Watch CBS News

Bush, Black Caucus In Rare Meeting

President Bush held a long awaited meeting Wednesday with the Congressional Black Caucus, the all-Democratic group that has had a strained relationship with the White House over the last four years.

The 43-member caucus presented Mr. Bush with its eight-page agenda during a private meeting. The new chairman of the caucus, Rep. Mel Watt, D-N.C., said the president agreed to read the agenda and take it under advisement but didn't offer much response to it.

The agenda asks for more spending on education for poor and minority students, health care for all Americans, promotion of affirmative action, aid to impoverished African and Caribbean nations, and a guarantee that Social Security benefits continue to be paid, among other requests.

Some members told the president they were concerned that a prominent Republican lawmaker had suggested adjusting benefits based on gender and race to take into account differing average life spans.

Mr. Bush did not respond directly, said Rep.

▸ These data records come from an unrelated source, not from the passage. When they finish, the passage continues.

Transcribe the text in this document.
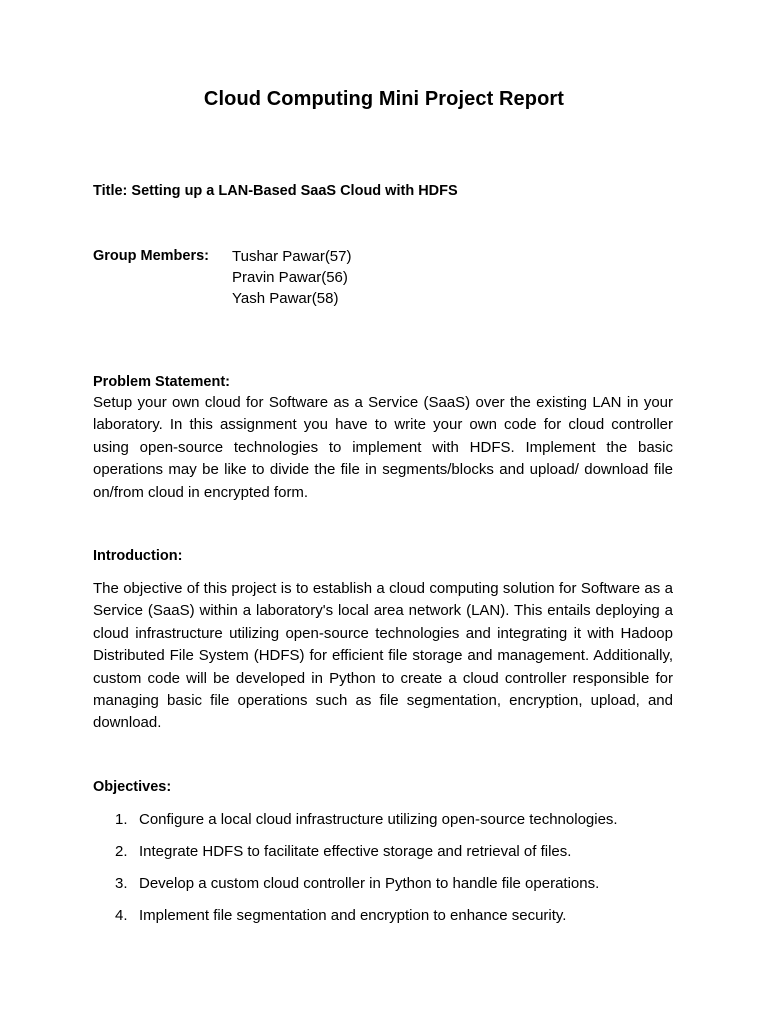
Cloud Computing Mini Project Report
Title: Setting up a LAN-Based SaaS Cloud with HDFS
Group Members: Tushar Pawar(57)
Pravin Pawar(56)
Yash Pawar(58)
Problem Statement:
Setup your own cloud for Software as a Service (SaaS) over the existing LAN in your laboratory. In this assignment you have to write your own code for cloud controller using open-source technologies to implement with HDFS. Implement the basic operations may be like to divide the file in segments/blocks and upload/ download file on/from cloud in encrypted form.
Introduction:
The objective of this project is to establish a cloud computing solution for Software as a Service (SaaS) within a laboratory's local area network (LAN). This entails deploying a cloud infrastructure utilizing open-source technologies and integrating it with Hadoop Distributed File System (HDFS) for efficient file storage and management. Additionally, custom code will be developed in Python to create a cloud controller responsible for managing basic file operations such as file segmentation, encryption, upload, and download.
Objectives:
1. Configure a local cloud infrastructure utilizing open-source technologies.
2. Integrate HDFS to facilitate effective storage and retrieval of files.
3. Develop a custom cloud controller in Python to handle file operations.
4. Implement file segmentation and encryption to enhance security.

Charlie Rangel, D-N.Y., but told the lawmakers he plans to give more details of his plan in the State of the Union address.

Eleanor Holmes-Norton, the District of Columbia's nonvoting delegate to Congress, said Mr. Bush said he would meet again with the caucus. "But he said that last time," she said.

Mr. Bush has met three times with the caucus since taking office four years ago. The first meeting came shortly after his inauguration, when the president said it would "be the beginning of, hopefully, a lot of meetings."

But the next one didn't come until three years later when members of the caucus showed up at the White House to pressure the administration to preserve President Jean-Bertrand Aristide's rule in Haiti.

Wednesday's session was the president's second meeting in two days with black leaders, part of an effort to reach out to a community that voted overwhelmingly against his re-election.

On Tuesday, Mr. Bush met with 14 clergy and 10 leaders from business and nonprofit groups.

Exit polls showed that Mr. Bush received just 11 percent of the black vote in November's election, a slight increase over the 9 percent he received four years earlier.